INDÉPENDANCE DES MÉDIAS
Certaines réactions de nos lecteurs, pour peu que nous attirions l’attention sur les prestations d’un joueur, d’un entraîneur ou d’un ministre, nous indexent, nous accusant de percevoir des pots-de-vin. L’on est tenté de comprendre les mobiles de cette fixation sur les pots-de-vin. Dans le même temps, ils disent pis que pendre de Michel Platini dont les commentaires peu amènes sur Samuel Eto’o Fils au profit de ses coéquipiers du F.C. Barcelone les irritent. Il nous semble qu’aucun de nos lecteurs n’ait jamais soupçonné l’ancien capitaine des Bleus de recevoir des prébendes de Ronaldinho ou de Deco. Serions-nous donc génétiquement prédisposés à la corruption et aux prévarications ? La légèrété de ces olibrius qui, au grand mépris des règles de bienséance, manient l’invective et la terreur pour étouffer toute velléité d’indépendance des chroniqueurs que nous sommes devrait-elle durer encore longtemps ?
Cette habitude qu’ont les uns et les autres de se braquer contre la contradiction est généralisée et ne se limite, toutefois, pas à nos internautes seulement. Pendant la CAN 2004 en Tunisie, les pressions et les menaces affluaient de toute part après la publication par notre rédaction d’un article mettant à nu les dissensions pourtant avérées entre joueurs.
Ces pressions réussissent à déstabiliser certains journaux et médias locaux qui se voient dans l’obligation de faire des compromis afin de pouvoir se maintenir en vie, au grand mépris de la déontologie journalistique. Sans fausse modestie, Camfoot.com exerce, en toute indépendance, tant éditoriale que financière. Notre technologie nous permet d’outrepasser les frontières géographiques, voire linguistiques, pour atteindre nos lecteurs en temps réel, et de leur donner l’heure juste De plus, nous offrons librement à nos lecteurs divers produits attrayants, dont la capacité de communication interactive. C’est le lieu de déplorer une tendance fâcheuse de la part de certains organes de presse camerounais (pourtant gracieusement sponsorisés) et internationaux à diffuser intégralement certains de nos papiers et photos sans en mentionner l’origine, mais en prenant le soin, tout au contraire, de faire disparaître toute trace de la source.
Les « stars » des Lions indomptables devraient avoir à l’esprit que nous sommes leurs alliés et non leurs adversaires dans le combat de la pérennité du football camerounais. Leur bataille est la nôtre.
Il revient à chaque organe de presse de faire son travail correctement, en faisant fi des sollicitations et des menaces dont nous sommes quotidiennement l’objet de la part des joueurs, de leurs agents et de leurs fans clubs, voire de leurs adversaires. C’est le pari de notre rédaction.
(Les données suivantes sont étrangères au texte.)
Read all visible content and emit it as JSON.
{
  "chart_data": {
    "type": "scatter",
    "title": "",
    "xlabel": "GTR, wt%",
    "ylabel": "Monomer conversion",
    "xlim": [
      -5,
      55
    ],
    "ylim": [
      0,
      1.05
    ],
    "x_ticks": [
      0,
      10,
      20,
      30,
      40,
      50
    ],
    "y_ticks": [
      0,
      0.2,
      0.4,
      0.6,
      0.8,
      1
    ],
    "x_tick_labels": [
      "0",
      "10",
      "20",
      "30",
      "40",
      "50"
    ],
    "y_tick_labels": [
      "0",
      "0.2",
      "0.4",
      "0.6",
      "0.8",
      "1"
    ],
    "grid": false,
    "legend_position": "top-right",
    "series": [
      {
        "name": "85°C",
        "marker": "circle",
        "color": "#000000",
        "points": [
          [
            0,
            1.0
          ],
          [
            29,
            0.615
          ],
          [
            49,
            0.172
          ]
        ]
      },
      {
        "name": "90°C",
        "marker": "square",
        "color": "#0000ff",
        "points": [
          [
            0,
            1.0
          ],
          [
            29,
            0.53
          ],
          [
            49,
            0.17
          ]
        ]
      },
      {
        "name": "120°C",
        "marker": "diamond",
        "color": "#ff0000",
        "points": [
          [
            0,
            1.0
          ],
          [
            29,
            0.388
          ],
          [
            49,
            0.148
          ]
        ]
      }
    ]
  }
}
Camfoot.com, en tout état de cause, restera impassible devant les chants de sirène des uns et les cris d’orfraie des autres. Cette fermeté est notre meilleur gage de crédibilité. Toutefois, elle n’exclut pas que nous puissions, en toute objectivité, hisser sur un piédestal un Lion indomptable qui brille en club, comme nous l’avons fait récemment pour Samuel Eto’o Fils, Idriss Carlos Kameni, et Boya au vu de leurs prestations en club cette saison. Nous en appelons donc à une collaboration plus saine et plus professionnelle de tous les acteurs de la saga des Lions indomptables, chacun dans son domaine. Pour reprendre les paroles de l’autre, nous ne portons pas le même maillot mais nous partageons la même passion.